In the meantime, he says, Green Plains still has ethanol economics to deal with—the volatility of Ethanol 1.0, the pandemic, politics and trade. “I often say, ‘We have to still be really good at making ethanol,’” Becker says. “And we are, but when you start to layer in all of these opportunities, the economics of ethanol become less of a concern because you are diverting more of that bushel of corn to higher-value products: proteins, oil, clean sugar, sustainable aviation fuel and more—and all of it will ultimately be made more attractive by carbon sequestration.”

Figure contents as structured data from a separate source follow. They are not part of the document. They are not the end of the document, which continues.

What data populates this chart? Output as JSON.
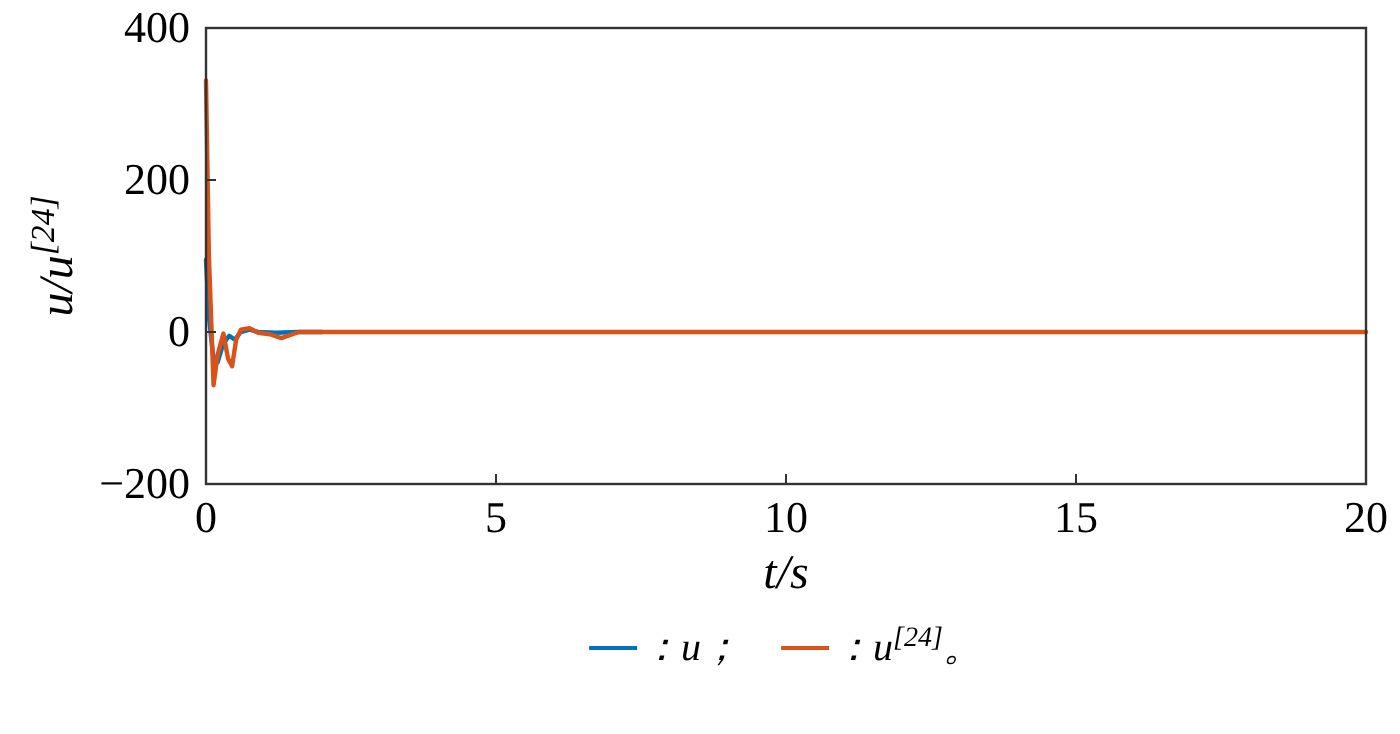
{
  "chart_data": {
    "type": "line",
    "xlabel": "t/s",
    "ylabel": "u/u$^{[24]}$",
    "xlim": [
      0,
      20
    ],
    "ylim": [
      -200,
      400
    ],
    "xticks": [
      0,
      5,
      10,
      15,
      20
    ],
    "yticks": [
      {
        "value": -200,
        "label": "−200"
      },
      0,
      200,
      400
    ],
    "grid": false,
    "legend": "bottom",
    "line_style": "solid",
    "series": [
      {
        "name": "：u；",
        "color": "#0072bd",
        "x": [
          0,
          0.05,
          0.12,
          0.2,
          0.3,
          0.4,
          0.5,
          0.6,
          0.75,
          0.9,
          1.2,
          1.6,
          2
        ],
        "values": [
          95,
          20,
          -30,
          -40,
          -15,
          -5,
          -10,
          0,
          3,
          0,
          -1,
          0,
          0
        ]
      },
      {
        "name": "：u$^{[24]}$。",
        "color": "#d95319",
        "x": [
          0,
          0.05,
          0.13,
          0.2,
          0.3,
          0.38,
          0.45,
          0.52,
          0.6,
          0.75,
          0.9,
          1.1,
          1.3,
          1.6,
          2,
          5,
          10,
          15,
          20
        ],
        "values": [
          331,
          100,
          -70,
          -30,
          -2,
          -35,
          -45,
          -10,
          3,
          5,
          -1,
          -3,
          -8,
          0,
          0,
          0,
          0,
          0,
          0
        ]
      }
    ]
  }
}
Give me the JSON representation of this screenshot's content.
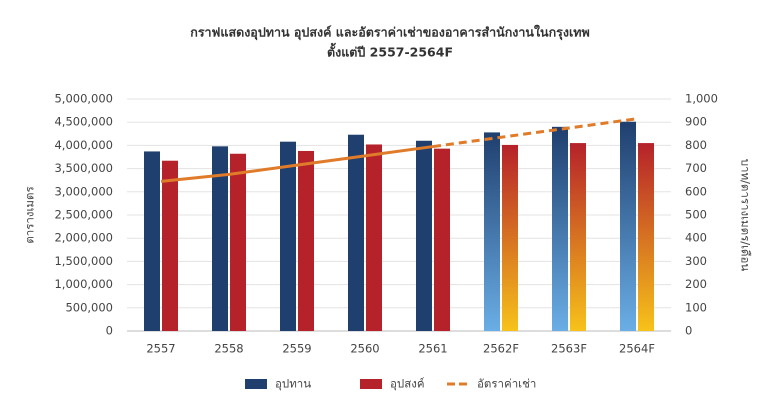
{
  "chart_data": {
    "type": "bar_line",
    "title": "กราฟแสดงอุปทาน อุปสงค์ และอัตราค่าเช่าของอาคารสำนักงานในกรุงเทพ",
    "subtitle": "ตั้งแต่ปี 2557-2564F",
    "y_label": "ตารางเมตร",
    "y2_label": "บาท/ตารางเมตร/เดือน",
    "categories": [
      "2557",
      "2558",
      "2559",
      "2560",
      "2561",
      "2562F",
      "2563F",
      "2564F"
    ],
    "series": [
      {
        "name": "อุปทาน",
        "color": "#1f3f6e",
        "type": "bar",
        "values": [
          3870000,
          3980000,
          4080000,
          4230000,
          4100000,
          4280000,
          4400000,
          4510000
        ]
      },
      {
        "name": "อุปสงค์",
        "color": "#b5222a",
        "type": "bar",
        "values": [
          3670000,
          3820000,
          3880000,
          4020000,
          3930000,
          4010000,
          4050000,
          4050000
        ]
      },
      {
        "name": "อัตราค่าเช่า",
        "color": "#e07b2a",
        "type": "line",
        "axis": "y2",
        "values": [
          645,
          675,
          715,
          755,
          795,
          835,
          875,
          915
        ]
      }
    ],
    "ylim": [
      0,
      5000000
    ],
    "yticks": [
      0,
      {
        "value": 500000,
        "label": "500,000"
      },
      {
        "value": 1000000,
        "label": "1,000,000"
      },
      {
        "value": 1500000,
        "label": "1,500,000"
      },
      {
        "value": 2000000,
        "label": "2,000,000"
      },
      {
        "value": 2500000,
        "label": "2,500,000"
      },
      {
        "value": 3000000,
        "label": "3,000,000"
      },
      {
        "value": 3500000,
        "label": "3,500,000"
      },
      {
        "value": 4000000,
        "label": "4,000,000"
      },
      {
        "value": 4500000,
        "label": "4,500,000"
      },
      {
        "value": 5000000,
        "label": "5,000,000"
      }
    ],
    "y2lim": [
      0,
      1000
    ],
    "y2ticks": [
      0,
      100,
      200,
      300,
      400,
      500,
      600,
      700,
      800,
      900,
      {
        "value": 1000,
        "label": "1,000"
      }
    ],
    "grid": true
  }
}
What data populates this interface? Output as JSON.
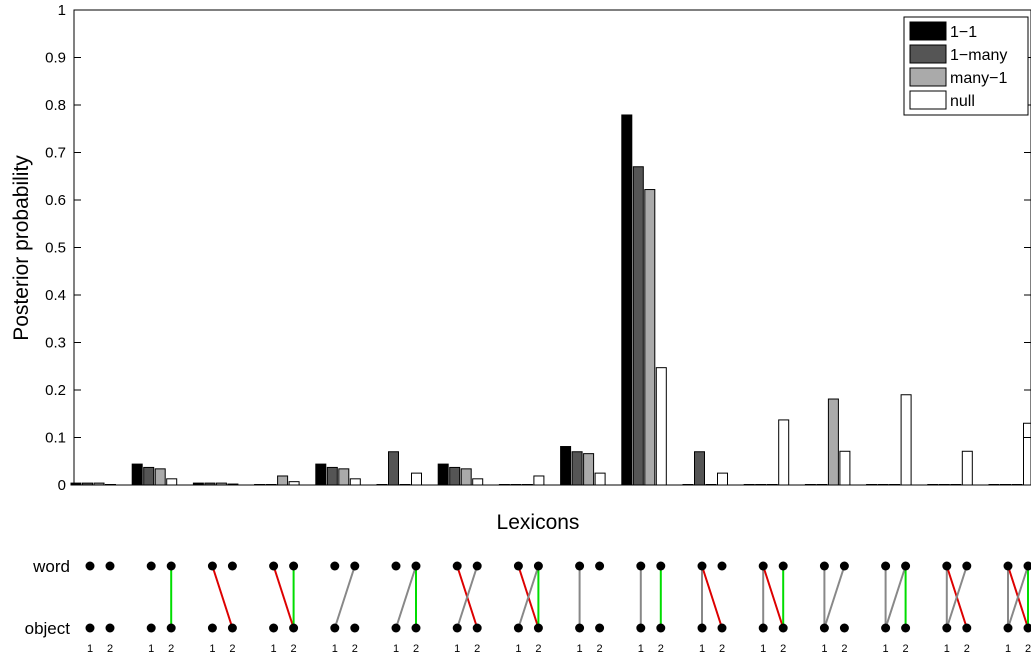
{
  "chart_data": {
    "type": "bar",
    "ylabel": "Posterior probability",
    "xlabel": "Lexicons",
    "ylim": [
      0,
      1
    ],
    "yticks": [
      "0",
      "0.1",
      "0.2",
      "0.3",
      "0.4",
      "0.5",
      "0.6",
      "0.7",
      "0.8",
      "0.9",
      "1"
    ],
    "legend_position": "top-right",
    "series": [
      {
        "name": "1−1",
        "color": "#000000",
        "values": [
          0.004,
          0.044,
          0.004,
          0.001,
          0.044,
          0.001,
          0.044,
          0.001,
          0.081,
          0.779,
          0.001,
          0.001,
          0.001,
          0.001,
          0.001,
          0.001
        ]
      },
      {
        "name": "1−many",
        "color": "#555555",
        "values": [
          0.004,
          0.037,
          0.004,
          0.001,
          0.037,
          0.07,
          0.037,
          0.001,
          0.07,
          0.67,
          0.07,
          0.001,
          0.001,
          0.001,
          0.001,
          0.001
        ]
      },
      {
        "name": "many−1",
        "color": "#aaaaaa",
        "values": [
          0.004,
          0.034,
          0.004,
          0.019,
          0.034,
          0.001,
          0.034,
          0.001,
          0.066,
          0.622,
          0.001,
          0.001,
          0.181,
          0.001,
          0.001,
          0.001
        ]
      },
      {
        "name": "null",
        "color": "#ffffff",
        "values": [
          0.001,
          0.013,
          0.002,
          0.007,
          0.013,
          0.025,
          0.013,
          0.019,
          0.025,
          0.247,
          0.025,
          0.137,
          0.071,
          0.19,
          0.071,
          0.13
        ]
      }
    ]
  },
  "lexicon_diagram": {
    "word_label": "word",
    "object_label": "object",
    "index_labels": [
      "1",
      "2"
    ],
    "colors": {
      "correct": "#00dd00",
      "wrong": "#dd0000",
      "other": "#888888"
    },
    "lexicons": [
      [],
      [
        [
          2,
          2,
          "correct"
        ]
      ],
      [
        [
          1,
          2,
          "wrong"
        ]
      ],
      [
        [
          1,
          2,
          "wrong"
        ],
        [
          2,
          2,
          "correct"
        ]
      ],
      [
        [
          2,
          1,
          "other"
        ]
      ],
      [
        [
          2,
          1,
          "other"
        ],
        [
          2,
          2,
          "correct"
        ]
      ],
      [
        [
          1,
          2,
          "wrong"
        ],
        [
          2,
          1,
          "other"
        ]
      ],
      [
        [
          1,
          2,
          "wrong"
        ],
        [
          2,
          1,
          "other"
        ],
        [
          2,
          2,
          "correct"
        ]
      ],
      [
        [
          1,
          1,
          "other"
        ]
      ],
      [
        [
          1,
          1,
          "other"
        ],
        [
          2,
          2,
          "correct"
        ]
      ],
      [
        [
          1,
          1,
          "other"
        ],
        [
          1,
          2,
          "wrong"
        ]
      ],
      [
        [
          1,
          1,
          "other"
        ],
        [
          1,
          2,
          "wrong"
        ],
        [
          2,
          2,
          "correct"
        ]
      ],
      [
        [
          1,
          1,
          "other"
        ],
        [
          2,
          1,
          "other"
        ]
      ],
      [
        [
          1,
          1,
          "other"
        ],
        [
          2,
          1,
          "other"
        ],
        [
          2,
          2,
          "correct"
        ]
      ],
      [
        [
          1,
          1,
          "other"
        ],
        [
          1,
          2,
          "wrong"
        ],
        [
          2,
          1,
          "other"
        ]
      ],
      [
        [
          1,
          1,
          "other"
        ],
        [
          1,
          2,
          "wrong"
        ],
        [
          2,
          1,
          "other"
        ],
        [
          2,
          2,
          "correct"
        ]
      ]
    ]
  }
}
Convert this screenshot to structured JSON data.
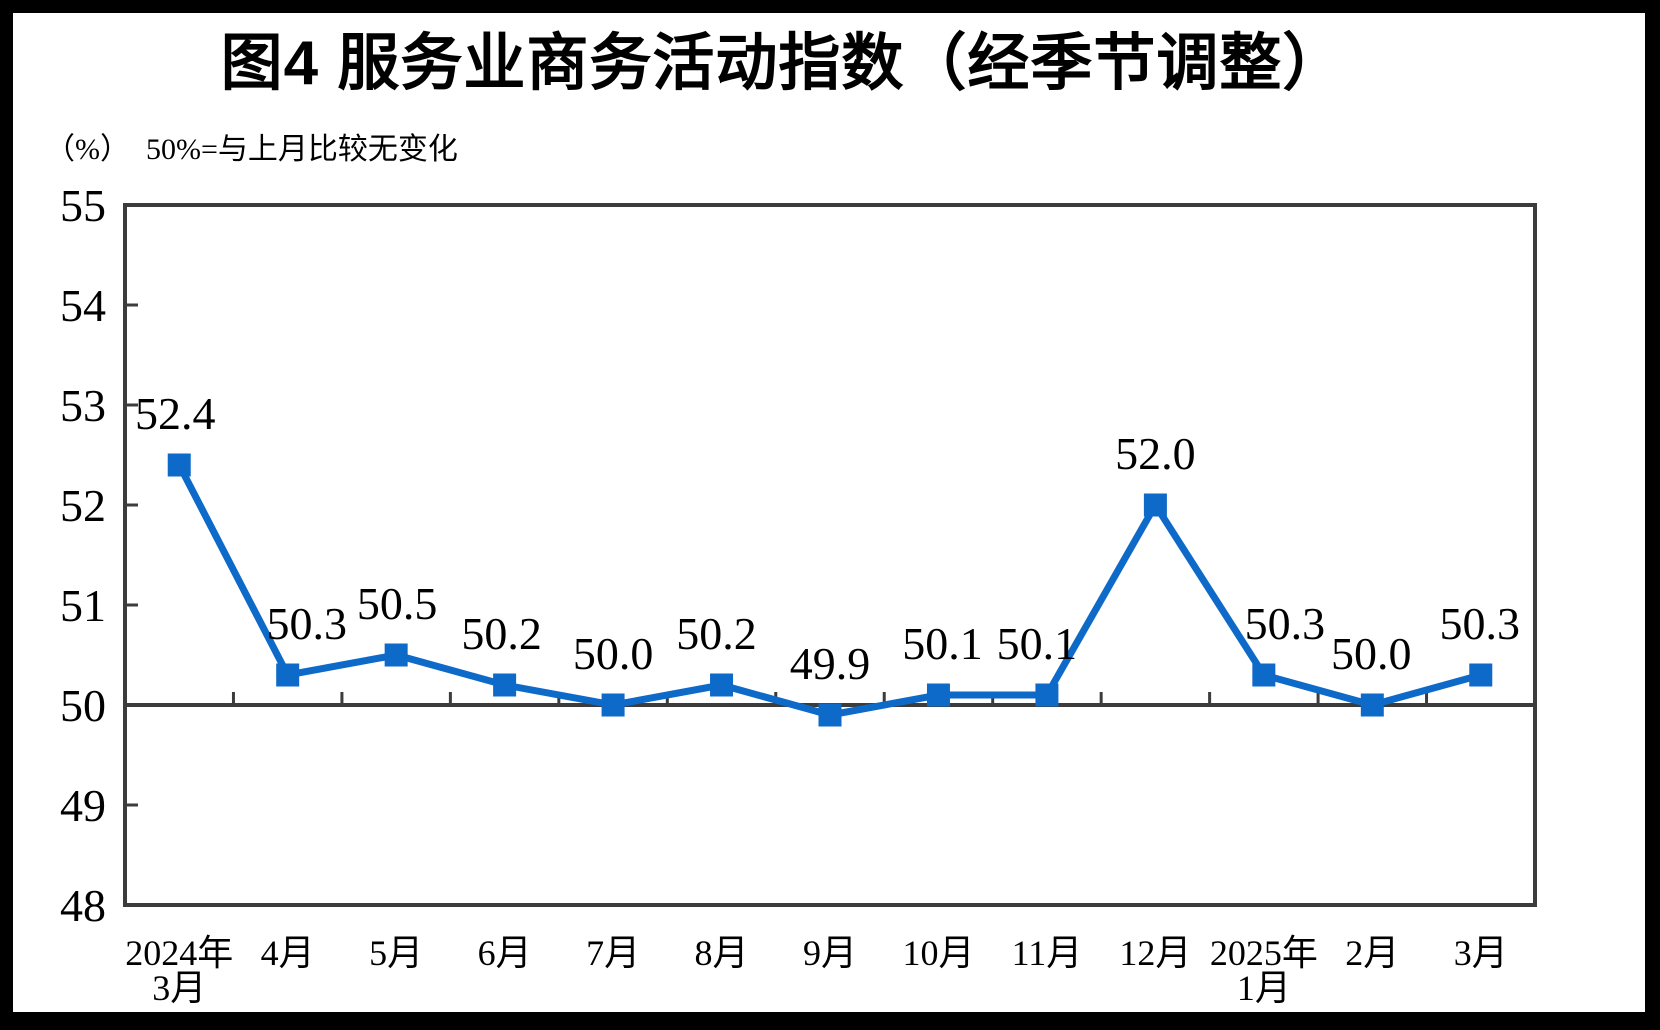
{
  "chart_data": {
    "type": "line",
    "title": "图4 服务业商务活动指数（经季节调整）",
    "unit_label": "（%）",
    "reference_note": "50%=与上月比较无变化",
    "categories": [
      [
        "2024年",
        "3月"
      ],
      [
        "4月"
      ],
      [
        "5月"
      ],
      [
        "6月"
      ],
      [
        "7月"
      ],
      [
        "8月"
      ],
      [
        "9月"
      ],
      [
        "10月"
      ],
      [
        "11月"
      ],
      [
        "12月"
      ],
      [
        "2025年",
        "1月"
      ],
      [
        "2月"
      ],
      [
        "3月"
      ]
    ],
    "series": [
      {
        "name": "服务业商务活动指数（经季节调整）",
        "values": [
          52.4,
          50.3,
          50.5,
          50.2,
          50.0,
          50.2,
          49.9,
          50.1,
          50.1,
          52.0,
          50.3,
          50.0,
          50.3
        ]
      }
    ],
    "data_labels": [
      "52.4",
      "50.3",
      "50.5",
      "50.2",
      "50.0",
      "50.2",
      "49.9",
      "50.1",
      "50.1",
      "52.0",
      "50.3",
      "50.0",
      "50.3"
    ],
    "ylim": [
      48,
      55
    ],
    "y_ticks": [
      48,
      49,
      50,
      51,
      52,
      53,
      54,
      55
    ],
    "reference_line": 50,
    "grid": false,
    "legend": "none",
    "xlabel": "",
    "ylabel": "（%）",
    "colors": {
      "line": "#0E6AC8",
      "marker": "#0E6AC8",
      "axis": "#3C3C3C",
      "text": "#000000",
      "background": "#FFFFFF",
      "frame": "#000000"
    },
    "layout_hints": {
      "label_dx": [
        -4,
        19,
        1,
        -3,
        0,
        -5,
        0,
        4,
        -10,
        0,
        21,
        -1,
        -1
      ],
      "label_dy": -36
    }
  }
}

Across its four strategic areas of growth—protein, DCO, clean sugar and CCS—Green Plains is making progress on its transformation. “We’re moving forward, driving the value of our plants higher and bringing them closer to becoming the biorefineries, or biocampuses, that everyone has been talking about for a long time,” Becker says. “So, looking at the next two or three years, we believe this could be when ‘Ethanol 2.0’ finally starts to happen—a time of real transformation.”